Aromatherapy is known as a complementary medicine that uses essential oils from aromatic plants, flowers, leaves, seeds, barks, and fruits to help alleviate some illnesses and improve mood.
Since the curative effect of this technique on various diseases for which its use has been extended has not been scientifically proven, it is not considered part of conventional medicine, and therefore becomes part of alternative medicine therapies.
According to the Mayo Clinic clinical research institute, research on the effectiveness of aromatherapy and the therapeutic use of essential oils extracted from plants is limited. However, some studies have shown that aromatherapy may have health benefits, including helping relieve anxiety and depression; improving quality of life, particularly for people with chronic illnesses, and also helps with quality of sleep.
According to the aforementioned institution, smaller studies suggest that aromatherapy with lavender oil, for example, can help reduce pain in people with osteoarthritis of the knee, improve the quality of life of those with dementia and relieve the pain of those who suffer from kidney stones.

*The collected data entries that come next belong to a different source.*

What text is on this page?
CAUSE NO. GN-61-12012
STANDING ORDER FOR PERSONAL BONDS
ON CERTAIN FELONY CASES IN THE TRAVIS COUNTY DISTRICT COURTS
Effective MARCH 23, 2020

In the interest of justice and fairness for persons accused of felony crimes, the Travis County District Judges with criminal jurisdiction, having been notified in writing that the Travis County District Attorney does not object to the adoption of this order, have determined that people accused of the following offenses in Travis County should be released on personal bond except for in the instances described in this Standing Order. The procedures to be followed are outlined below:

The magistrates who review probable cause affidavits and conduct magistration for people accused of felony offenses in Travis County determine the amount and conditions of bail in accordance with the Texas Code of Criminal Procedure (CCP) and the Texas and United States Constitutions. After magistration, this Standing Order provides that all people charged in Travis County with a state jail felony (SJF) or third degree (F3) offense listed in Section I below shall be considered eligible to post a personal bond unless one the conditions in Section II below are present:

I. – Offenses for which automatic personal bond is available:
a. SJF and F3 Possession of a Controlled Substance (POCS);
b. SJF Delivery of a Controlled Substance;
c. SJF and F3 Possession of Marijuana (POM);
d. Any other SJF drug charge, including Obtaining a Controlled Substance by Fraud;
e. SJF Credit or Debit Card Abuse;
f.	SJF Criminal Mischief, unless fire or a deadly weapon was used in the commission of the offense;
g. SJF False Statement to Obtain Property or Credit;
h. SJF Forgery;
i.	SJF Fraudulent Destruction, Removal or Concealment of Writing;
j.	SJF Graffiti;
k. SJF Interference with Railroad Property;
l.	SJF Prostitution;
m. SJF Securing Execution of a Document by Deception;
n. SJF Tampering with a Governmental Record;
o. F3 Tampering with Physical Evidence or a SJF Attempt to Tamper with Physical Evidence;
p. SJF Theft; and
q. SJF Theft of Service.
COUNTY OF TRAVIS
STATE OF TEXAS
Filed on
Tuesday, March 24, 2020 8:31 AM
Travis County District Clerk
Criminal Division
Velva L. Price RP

Although there is not enough scientific evidence of its operation, there are those who use this therapy as a cure for multiple diseases, such as arthritis, muscle and joint pain, rheumatism, bronchitis, cramps, colds and colds, cellulite, hangover, dermatitis, eczema, constipation or poor circulation, states an article on the Cuídate Plus portal.
Essential oils used in aromatherapy are often extracted from various parts of plants and then distilled. Highly concentrated oils can be inhaled directly or indirectly, or applied to the skin with massages, lotions, or bath salts. Some manufacturers offer some that can be ingested, but research on the safety and effectiveness of this method is even more limited.
Aromatherapy is believed to work by stimulating the olfactory receptors in the nose, which then send messages through the nervous system to the limbic system, the part of the brain that controls emotions, according to information from the Spanish health company Sanitas.
According to Sanitas, aromatherapy seems to have its most beneficial effect on minor ailments, digestive problems, premenstrual syndrome, stress-related illnesses and some skin problems, and not necessarily on more complex illnesses.
“Aromatherapy is extremely unlikely to cure major illnesses, so we do not recommend that it be used in these cases as a substitute for conventional medicine. However, it can be used to alleviate the psychological stress experienced by people suffering from serious pathology”, he specifies.
Research has shown that many essential oils are safe when used as directed. However, it is important to clarify that those used in aromatherapy are not regulated by the United States Food and Drug Administration.
Specialists also say that when oils are applied to the skin, side effects can include allergic reactions, irritation, and sun sensitivity. Also, more research is needed to determine how essential oils might affect children and pregnant or lactating womenas well as how they might interact with medications and other treatments.
The most used
According to experts, these are the most common uses of popular essential oils, depending on what effect a person wants to achieve.
– Relaxing: lavender (also antiseptic), chamomile, jasmine, frankincense, and myrrh (both can irritate if applied to the skin or used in the bath), neroli, orange, mandarin orange, and ylang-ylang (excessive inhalation can cause headaches) .
– Revitalizing: lemon (can irritate the skin, especially when exposed to the sun), grapefruit seed, cinnamon, juniper (also has antiseptic properties), vanilla, geranium, and rosemary.
– Stimulants: peppermint and eucalyptus (both act as decongestants when inhaled, but can irritate the skin, so be careful) Other oils, such as tea tree oil, are famous for their antiseptic properties.